PAGI DI SAMBISARI

by - February 17, 2017

Dengan dalih “Mama butuh piknik”, Mas Suami buru-buru ngerogoh koceknya biar saya bisa upload foto dan nulis setates jalan-jalan. Padahal jaraknya cuma seuprit jari dari kontrakan lama dan pernah ke sini pula. Alasan lainnya supaya Alya juga senang dan bisa ngajarin anak mengenal sejarah. 



WISATA KE CANDI SAMBISARI
Ke Candi? Ngapaen?
Eits guys, belum tahu ya, kalo situs-situs candi sekarang semakin dikelola dengan baik?
Saya sempat kaget waktu ngajakin Alya ke sini, Candi Sambisari dipadati oleh pengunjung baik lokal maupun turis mancanegara. Sekitar tahun 2015, saya sering lho boncengan pake vespa melewati kawasan ini, waktu itu masih lumayan sepi, mungkin namanya belum tersohor.
Dengan luas sekitar 48 meter x 50 meter, candi ini di tata apik, bersih dan cantik. Jadi bisa dipastikan kamu bakal foto di sini, upload dan kasih caption: “Quality time di Candi with my bestie” NGOK


Pengunjung biasanya memadati area ini pagi ataupun sore hari. Kalo Sambisari jadi terkenal ya wajar, saya aja sekali upload foto jalan-jalan di sini banyak yang pengen kok.
Candi Sambisari adalah salah satu warisan Hindu yang dibangun pada masa Dinasti Syailendra. Seorang petani tidak sengaja menemukan candi ini ketika sedang mencangkul sawah, hingga kemudian dilakukan penelitian oleh Dinas Purbakala. Tertimbun 6,5 meter di bawah tanah oleh material abu vulkanik merapi, membutuhkan sekitar 21 tahun untuk merekonstruksi candi yang sering disebut sebagai kuil bawah tanah ini.
Candi sambisari terletak di kawasan Sleman, tepatnya di Dusun Sambisari, Desa Purwomartani, Kalasan. Dengan suasana yang teduh dan bersih, komplek candi dikenal ramah anak. Kayak Alya yang excited sama bangunan Candi tapi dijelasin tetep ngga mudeng. DOENK.
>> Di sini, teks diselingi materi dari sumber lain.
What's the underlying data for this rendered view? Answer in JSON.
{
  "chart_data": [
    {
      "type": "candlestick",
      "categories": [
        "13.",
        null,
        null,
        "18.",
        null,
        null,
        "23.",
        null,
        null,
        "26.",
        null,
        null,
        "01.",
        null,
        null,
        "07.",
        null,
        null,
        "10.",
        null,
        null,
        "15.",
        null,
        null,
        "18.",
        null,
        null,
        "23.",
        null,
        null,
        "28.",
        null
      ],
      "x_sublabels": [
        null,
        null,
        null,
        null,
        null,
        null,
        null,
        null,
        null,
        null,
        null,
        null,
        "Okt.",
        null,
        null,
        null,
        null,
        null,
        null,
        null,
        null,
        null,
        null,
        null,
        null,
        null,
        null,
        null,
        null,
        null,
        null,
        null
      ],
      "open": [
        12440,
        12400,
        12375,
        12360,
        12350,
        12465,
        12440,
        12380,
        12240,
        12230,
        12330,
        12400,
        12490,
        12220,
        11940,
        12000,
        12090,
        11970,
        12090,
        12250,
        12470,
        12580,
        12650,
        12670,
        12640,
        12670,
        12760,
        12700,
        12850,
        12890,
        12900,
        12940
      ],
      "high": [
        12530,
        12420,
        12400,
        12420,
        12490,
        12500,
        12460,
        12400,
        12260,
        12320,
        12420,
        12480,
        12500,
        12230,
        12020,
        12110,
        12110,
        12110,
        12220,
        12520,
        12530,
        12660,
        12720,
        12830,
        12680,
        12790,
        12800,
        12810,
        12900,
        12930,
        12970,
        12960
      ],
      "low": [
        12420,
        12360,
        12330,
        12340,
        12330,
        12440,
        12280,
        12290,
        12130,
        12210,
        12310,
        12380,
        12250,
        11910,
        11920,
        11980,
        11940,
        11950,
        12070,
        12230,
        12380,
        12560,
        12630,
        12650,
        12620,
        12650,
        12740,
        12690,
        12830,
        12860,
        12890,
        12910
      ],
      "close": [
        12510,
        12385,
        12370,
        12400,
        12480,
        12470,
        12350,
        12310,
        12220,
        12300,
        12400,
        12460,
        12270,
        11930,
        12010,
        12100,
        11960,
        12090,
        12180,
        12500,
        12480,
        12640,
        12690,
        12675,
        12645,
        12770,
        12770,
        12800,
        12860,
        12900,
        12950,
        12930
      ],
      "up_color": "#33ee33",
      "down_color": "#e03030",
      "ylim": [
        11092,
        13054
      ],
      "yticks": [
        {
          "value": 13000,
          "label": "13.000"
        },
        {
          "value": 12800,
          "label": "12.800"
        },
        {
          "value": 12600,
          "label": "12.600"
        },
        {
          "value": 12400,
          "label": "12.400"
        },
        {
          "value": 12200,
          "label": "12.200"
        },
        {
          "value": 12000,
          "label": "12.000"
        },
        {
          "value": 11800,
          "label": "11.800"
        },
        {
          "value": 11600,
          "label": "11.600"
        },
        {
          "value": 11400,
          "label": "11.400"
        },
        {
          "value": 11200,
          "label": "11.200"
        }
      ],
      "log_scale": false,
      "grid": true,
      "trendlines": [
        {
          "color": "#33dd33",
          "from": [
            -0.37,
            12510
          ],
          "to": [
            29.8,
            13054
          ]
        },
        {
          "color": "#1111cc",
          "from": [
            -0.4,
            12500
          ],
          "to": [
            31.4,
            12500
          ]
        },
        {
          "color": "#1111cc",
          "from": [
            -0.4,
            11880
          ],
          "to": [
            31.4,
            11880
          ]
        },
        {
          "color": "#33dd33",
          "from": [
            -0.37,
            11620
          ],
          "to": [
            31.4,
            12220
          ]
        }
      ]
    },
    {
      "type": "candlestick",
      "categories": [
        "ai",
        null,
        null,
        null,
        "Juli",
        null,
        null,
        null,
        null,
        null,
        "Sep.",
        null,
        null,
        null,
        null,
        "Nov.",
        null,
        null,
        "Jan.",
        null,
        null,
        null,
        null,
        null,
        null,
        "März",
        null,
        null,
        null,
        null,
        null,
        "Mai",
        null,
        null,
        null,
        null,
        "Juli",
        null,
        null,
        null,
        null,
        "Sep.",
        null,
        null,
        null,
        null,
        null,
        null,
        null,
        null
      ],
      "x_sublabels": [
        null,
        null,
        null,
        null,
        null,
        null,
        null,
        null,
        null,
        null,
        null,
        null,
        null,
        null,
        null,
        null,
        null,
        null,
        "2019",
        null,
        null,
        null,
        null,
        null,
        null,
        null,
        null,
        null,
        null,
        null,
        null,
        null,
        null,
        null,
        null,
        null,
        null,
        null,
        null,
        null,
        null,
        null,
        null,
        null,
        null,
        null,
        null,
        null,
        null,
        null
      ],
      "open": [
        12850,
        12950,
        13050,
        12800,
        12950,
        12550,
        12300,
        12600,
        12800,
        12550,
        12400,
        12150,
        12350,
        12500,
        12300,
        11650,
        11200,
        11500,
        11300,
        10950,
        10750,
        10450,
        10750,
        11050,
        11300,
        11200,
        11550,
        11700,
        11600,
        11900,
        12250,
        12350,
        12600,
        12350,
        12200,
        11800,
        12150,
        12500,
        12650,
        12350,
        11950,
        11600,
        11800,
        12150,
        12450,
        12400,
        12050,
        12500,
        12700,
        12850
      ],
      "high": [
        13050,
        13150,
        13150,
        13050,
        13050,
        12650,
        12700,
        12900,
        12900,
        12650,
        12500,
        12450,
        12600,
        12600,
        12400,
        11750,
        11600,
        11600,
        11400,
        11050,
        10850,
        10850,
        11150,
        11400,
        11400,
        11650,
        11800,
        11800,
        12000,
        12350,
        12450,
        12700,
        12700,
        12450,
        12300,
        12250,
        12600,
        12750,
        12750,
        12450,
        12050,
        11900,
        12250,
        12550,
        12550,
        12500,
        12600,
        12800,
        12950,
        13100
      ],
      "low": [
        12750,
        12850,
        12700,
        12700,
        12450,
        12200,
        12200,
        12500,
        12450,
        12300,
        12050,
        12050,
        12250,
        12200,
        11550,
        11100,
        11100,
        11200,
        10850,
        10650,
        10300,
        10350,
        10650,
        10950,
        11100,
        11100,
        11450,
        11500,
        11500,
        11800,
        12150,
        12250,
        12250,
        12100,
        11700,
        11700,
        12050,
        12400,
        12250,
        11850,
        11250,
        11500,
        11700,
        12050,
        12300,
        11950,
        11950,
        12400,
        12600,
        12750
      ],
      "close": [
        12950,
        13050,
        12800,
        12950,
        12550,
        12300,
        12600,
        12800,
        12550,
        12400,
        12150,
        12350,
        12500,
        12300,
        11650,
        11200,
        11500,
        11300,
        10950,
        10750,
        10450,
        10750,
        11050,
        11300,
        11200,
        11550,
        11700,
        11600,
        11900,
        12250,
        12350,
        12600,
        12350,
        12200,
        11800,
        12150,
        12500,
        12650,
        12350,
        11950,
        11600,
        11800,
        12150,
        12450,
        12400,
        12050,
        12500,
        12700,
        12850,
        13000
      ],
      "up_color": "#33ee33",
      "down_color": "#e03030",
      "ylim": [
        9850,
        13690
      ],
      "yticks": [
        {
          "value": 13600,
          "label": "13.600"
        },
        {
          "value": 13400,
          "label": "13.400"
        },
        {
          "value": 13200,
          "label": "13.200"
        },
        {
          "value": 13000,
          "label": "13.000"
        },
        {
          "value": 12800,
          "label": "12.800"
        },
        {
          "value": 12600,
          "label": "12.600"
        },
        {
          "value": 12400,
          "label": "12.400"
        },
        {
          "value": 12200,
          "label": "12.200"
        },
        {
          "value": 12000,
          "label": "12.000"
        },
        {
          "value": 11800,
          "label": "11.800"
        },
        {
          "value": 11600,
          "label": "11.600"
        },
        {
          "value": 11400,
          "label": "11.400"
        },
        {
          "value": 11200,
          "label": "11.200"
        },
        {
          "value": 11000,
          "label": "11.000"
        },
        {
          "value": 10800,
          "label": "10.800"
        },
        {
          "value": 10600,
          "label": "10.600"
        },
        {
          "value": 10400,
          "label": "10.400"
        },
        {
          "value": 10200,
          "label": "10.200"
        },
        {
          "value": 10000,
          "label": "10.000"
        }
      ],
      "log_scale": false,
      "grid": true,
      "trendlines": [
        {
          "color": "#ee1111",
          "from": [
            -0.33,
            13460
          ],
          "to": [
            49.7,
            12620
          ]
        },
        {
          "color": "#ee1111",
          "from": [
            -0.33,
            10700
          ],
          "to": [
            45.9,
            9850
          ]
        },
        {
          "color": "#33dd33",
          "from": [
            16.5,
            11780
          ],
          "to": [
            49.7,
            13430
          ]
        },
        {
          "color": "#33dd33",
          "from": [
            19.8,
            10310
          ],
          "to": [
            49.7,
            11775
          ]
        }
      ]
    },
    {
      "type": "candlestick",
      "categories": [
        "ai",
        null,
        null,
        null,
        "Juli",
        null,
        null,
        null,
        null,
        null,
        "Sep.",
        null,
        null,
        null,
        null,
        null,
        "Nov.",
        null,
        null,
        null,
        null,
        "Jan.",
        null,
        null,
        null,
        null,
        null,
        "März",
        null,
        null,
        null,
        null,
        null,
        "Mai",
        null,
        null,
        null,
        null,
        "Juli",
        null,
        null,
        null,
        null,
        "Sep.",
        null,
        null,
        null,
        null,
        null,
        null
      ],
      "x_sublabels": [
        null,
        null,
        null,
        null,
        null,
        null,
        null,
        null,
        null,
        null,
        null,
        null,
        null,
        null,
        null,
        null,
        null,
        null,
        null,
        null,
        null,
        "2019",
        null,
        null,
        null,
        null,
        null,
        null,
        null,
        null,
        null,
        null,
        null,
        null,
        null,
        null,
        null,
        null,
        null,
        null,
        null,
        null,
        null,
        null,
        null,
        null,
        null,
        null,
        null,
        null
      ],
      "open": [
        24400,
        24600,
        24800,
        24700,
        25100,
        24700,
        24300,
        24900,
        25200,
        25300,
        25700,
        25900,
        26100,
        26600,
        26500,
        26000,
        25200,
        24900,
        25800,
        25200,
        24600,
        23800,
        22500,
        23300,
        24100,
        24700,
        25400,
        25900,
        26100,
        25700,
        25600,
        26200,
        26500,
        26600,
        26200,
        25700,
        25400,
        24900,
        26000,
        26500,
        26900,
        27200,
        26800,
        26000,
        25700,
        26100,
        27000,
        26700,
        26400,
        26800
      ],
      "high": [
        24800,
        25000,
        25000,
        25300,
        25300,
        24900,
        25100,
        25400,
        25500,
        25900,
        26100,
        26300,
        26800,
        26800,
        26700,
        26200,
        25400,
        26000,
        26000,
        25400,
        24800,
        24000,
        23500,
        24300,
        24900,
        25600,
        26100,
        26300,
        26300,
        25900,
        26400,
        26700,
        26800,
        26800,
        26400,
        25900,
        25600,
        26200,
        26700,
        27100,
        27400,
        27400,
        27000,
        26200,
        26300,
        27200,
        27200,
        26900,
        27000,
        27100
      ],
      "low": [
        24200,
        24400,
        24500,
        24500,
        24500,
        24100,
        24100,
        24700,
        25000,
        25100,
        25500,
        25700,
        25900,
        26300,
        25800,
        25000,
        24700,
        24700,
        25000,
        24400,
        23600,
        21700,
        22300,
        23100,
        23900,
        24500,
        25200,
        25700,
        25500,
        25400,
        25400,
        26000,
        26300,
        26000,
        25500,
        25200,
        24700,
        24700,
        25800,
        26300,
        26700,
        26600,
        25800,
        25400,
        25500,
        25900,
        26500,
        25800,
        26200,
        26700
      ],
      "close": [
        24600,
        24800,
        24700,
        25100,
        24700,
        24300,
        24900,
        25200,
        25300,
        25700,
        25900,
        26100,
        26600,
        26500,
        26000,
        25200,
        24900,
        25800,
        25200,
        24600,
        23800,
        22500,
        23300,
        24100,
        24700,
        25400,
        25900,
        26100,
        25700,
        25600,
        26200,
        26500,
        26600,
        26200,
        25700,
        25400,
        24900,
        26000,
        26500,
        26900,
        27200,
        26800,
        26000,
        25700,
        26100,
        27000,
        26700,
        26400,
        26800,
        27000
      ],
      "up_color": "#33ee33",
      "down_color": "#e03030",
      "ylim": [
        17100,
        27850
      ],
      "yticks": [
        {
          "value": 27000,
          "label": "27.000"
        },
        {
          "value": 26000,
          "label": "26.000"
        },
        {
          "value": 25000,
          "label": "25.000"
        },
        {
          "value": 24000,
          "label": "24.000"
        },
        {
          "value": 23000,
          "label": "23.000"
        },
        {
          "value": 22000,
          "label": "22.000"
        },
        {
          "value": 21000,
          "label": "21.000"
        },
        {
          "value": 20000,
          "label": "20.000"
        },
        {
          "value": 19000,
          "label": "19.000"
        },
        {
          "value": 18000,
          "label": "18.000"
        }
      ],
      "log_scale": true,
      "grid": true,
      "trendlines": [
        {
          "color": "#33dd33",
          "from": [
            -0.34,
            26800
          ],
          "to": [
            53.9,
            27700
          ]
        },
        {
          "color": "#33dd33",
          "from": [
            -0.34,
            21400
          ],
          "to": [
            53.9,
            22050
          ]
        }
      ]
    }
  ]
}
Untuk bisa masuk ke dalam wisata Candi Sambisari, turis domestik cukup membayar Rp 5.000,- dan turis mancanegara Rp 10.000,-. Parkirannya pun rapi, motor dan mobil dipisah dan berjajar teratur.



Jalan berpaving stone dengan dikelilingi rumput dan tanaman yang asri membuat wisatawan betah dan melakukan foto di setiap sudut Candi. Lalu kita akan melewati jalan turun dengan anak tangga yang terbuat dari bebatuan.




Kami datang ke Candi ini pagi sekitar jam 8. Cuaca cerah setelah semalam Jogja diguyur hujan, jadi pas banget langitnya biru terang. Beberapa bus wisata nampak memenuhi parkiran dan seperti biasa, turis-turis lokal lebih antusias berfoto ketimbang mengerti sejarahnya. 
*kayaklutauajayos


Kalo mau ke sini, biasanya menggunakan transportasi pribadi, tour wisata atau layanan jasa ojek. Btw, saya bakal lebih sering ajak Alya jalan ke tempat-tempat bersejarah. Biar nanti dia bangga dilahirkan di sini, di sleman. WIH.